I suppressed a smile. “Susan, the man is an attorney. Hidden agendas go with the package. It’s a special course they take in law school, along with: Lying With a Straight Face and Creative Subterfuge 101. Maybe you just don’t trust him because he’s from Atlanta?”

“No that’s not it, I’m sure. I’m
not
a prejudiced person and it doesn’t matter where he is from. I mean like, I slept with a Hungarian guy once, and he didn’t even speak English.”

“Well, that must have been interesting!”

“Interesting? Well, yes, I guess it was interesting. It was okay. You really have to
think
about communicating when a guy doesn’t speak English.”

“Umm, I would guess so.” I hoped Susan wouldn’t offer any details about her definition of communicating. Discussing sex with someone half my age, who is not a client, especially at seven-thirty in the morning, could be uncomfortable.

“I met him when I was an exchange student in Germany back in high school.”

“Susan, you were an exchange student?”

“Well, yeah! Traveling to Europe was fun. I got to go because I was honor roll and all that good stuff.”

“You were honor roll? Wow, there is a lot I don’t know about you, Susan. Is there anything else you want to share this morning before I travel south into the jaws of the lion?”

“No, I just wish you didn’t have to work for Mr. Wang, that’s all. I feel kinda responsible you have to take on extra work. You know, that Granny’s doesn’t make enough for you to be comfortable, and mostly, that the store isn’t exactly what you thought it was going to be. I’m real sorry about that, Miz. P.”

“That’s not your fault, Susan. You didn’t lie to me. It was good ole Larry and Jerry, the infamous Goddard twins, who were not exactly, shall we say, forthright in their bookkeeping information.”

“Well, I worked here for them and had a good idea what those boys were doing. I should have told you I suspected they were selling weed under the counter.”

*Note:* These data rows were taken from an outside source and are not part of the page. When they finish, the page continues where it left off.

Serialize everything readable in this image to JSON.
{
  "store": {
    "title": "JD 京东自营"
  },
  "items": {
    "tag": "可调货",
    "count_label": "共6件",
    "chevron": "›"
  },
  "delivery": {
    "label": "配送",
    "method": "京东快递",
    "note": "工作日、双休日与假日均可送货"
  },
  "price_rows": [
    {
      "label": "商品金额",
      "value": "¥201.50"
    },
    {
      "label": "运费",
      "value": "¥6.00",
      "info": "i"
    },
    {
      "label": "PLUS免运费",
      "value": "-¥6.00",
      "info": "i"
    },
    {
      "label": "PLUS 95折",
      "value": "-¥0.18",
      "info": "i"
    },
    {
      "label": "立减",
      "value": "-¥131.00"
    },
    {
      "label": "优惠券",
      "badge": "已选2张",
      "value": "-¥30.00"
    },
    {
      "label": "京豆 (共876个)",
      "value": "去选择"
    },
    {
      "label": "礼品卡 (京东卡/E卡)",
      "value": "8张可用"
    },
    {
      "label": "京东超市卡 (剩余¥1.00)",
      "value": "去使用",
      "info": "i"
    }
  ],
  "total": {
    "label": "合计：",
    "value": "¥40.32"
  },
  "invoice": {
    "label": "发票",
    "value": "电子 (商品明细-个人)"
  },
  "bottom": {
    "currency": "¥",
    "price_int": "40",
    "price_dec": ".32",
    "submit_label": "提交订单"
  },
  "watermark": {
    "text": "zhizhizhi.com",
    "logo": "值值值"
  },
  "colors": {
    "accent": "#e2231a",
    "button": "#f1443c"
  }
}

“It’s okay Susan. I really don’t blame you. I know you were probably afraid if you told anyone you’d be sitting in jail, while Larry and Jerry fished for marlin off the coast of Florida. And those two sleaze buckets would have blamed you, I’m sure. No, I’m a big girl. I should have checked the actual sales more carefully. Even I would have known Cheerios don’t cost fourteen seventy-five. What blows my mind is that the twins actually reported the income on the books. I guess they were more afraid of the IRS than the local law.”

“Well, Duh,” Susan rolled her eyes, “that’s cause guess who helped them grow it and haul it down off the mountain in the first place?”

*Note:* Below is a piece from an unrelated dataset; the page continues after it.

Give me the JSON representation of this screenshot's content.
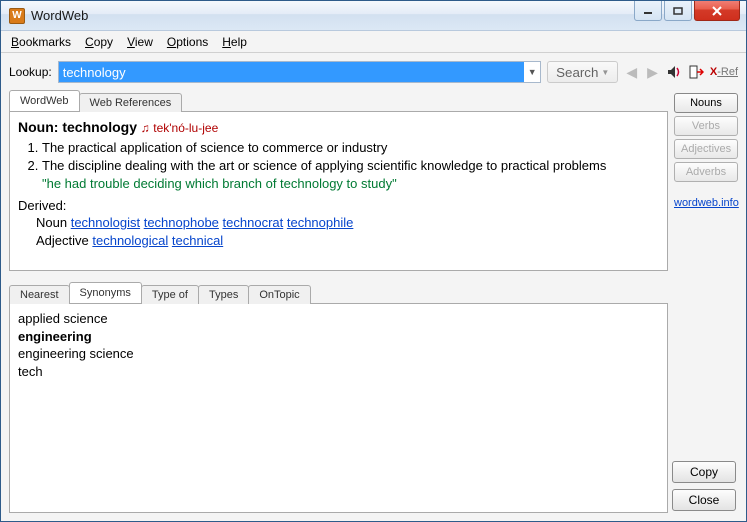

“You mean the sheriff? Are you telling me our sheriff was a partner in the marijuana business with the Goddard twins?”

“No, no, not Sheriff Mac. He and my daddy are first cousins. He’s all right. Not the brightest bulb in the box, but honest, as far as I know. I mean that skinny deputy of his, Howard.”

“Oh, great. You mean the guy who hangs around here eating Little Debbie raspberry cakes and making moony eyes at you?”

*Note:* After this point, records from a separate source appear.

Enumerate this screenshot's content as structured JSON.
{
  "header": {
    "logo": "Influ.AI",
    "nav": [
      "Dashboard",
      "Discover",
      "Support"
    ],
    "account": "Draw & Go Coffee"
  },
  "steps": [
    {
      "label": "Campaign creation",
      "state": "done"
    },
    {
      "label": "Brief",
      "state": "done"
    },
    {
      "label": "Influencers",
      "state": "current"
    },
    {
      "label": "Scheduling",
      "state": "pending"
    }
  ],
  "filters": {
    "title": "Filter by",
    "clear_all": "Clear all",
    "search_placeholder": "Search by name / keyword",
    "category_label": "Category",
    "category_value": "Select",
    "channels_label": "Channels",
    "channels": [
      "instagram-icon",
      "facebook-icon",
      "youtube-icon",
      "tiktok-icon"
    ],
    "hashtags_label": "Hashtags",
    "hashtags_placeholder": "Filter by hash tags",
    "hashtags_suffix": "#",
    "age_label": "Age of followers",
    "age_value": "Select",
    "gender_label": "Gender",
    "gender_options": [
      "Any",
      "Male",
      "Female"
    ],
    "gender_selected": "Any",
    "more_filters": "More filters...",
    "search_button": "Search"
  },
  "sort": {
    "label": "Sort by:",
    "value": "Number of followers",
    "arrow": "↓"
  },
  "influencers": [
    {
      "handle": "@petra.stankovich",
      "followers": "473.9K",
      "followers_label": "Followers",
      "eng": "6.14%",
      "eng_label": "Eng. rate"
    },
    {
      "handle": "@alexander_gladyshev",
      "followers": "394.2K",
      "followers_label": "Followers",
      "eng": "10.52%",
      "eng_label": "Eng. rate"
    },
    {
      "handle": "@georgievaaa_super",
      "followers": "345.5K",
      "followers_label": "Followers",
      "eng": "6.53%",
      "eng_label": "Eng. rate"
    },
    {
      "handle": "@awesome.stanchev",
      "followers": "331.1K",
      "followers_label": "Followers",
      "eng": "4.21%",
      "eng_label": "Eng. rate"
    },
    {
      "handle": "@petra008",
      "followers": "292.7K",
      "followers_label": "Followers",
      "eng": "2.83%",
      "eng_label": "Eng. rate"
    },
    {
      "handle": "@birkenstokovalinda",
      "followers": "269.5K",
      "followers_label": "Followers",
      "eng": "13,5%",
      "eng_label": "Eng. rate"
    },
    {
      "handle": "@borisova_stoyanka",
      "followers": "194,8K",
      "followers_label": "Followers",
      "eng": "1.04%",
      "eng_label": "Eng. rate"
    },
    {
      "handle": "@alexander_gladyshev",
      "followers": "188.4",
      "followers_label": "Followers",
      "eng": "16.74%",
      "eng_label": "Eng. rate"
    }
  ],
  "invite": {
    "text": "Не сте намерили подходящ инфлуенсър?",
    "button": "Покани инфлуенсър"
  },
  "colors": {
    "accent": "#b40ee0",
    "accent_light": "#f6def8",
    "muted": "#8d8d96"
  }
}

Susan made a face like a pug puppy. “Moony eyes! Oh Miz P. you are so, so, so old fashioned. You crack me up.”

“Susan, can’t you just call me Promise and not Miz P?”

“Oh, Lord. No, I just can’t. Every time I say the P word, you know, it makes me feel so committed. It’s so obligatory.”

“Obligatory? Susan, you constantly surprise me. It’s just a name not a contract. Don’t worry about the committed part; none of the men in my life have ever bothered with that small, apparently very heavy adjective. I don’t expect a lifetime commitment from you; Granny’s General Store is not exactly a career destination for a smart and talented person like you.”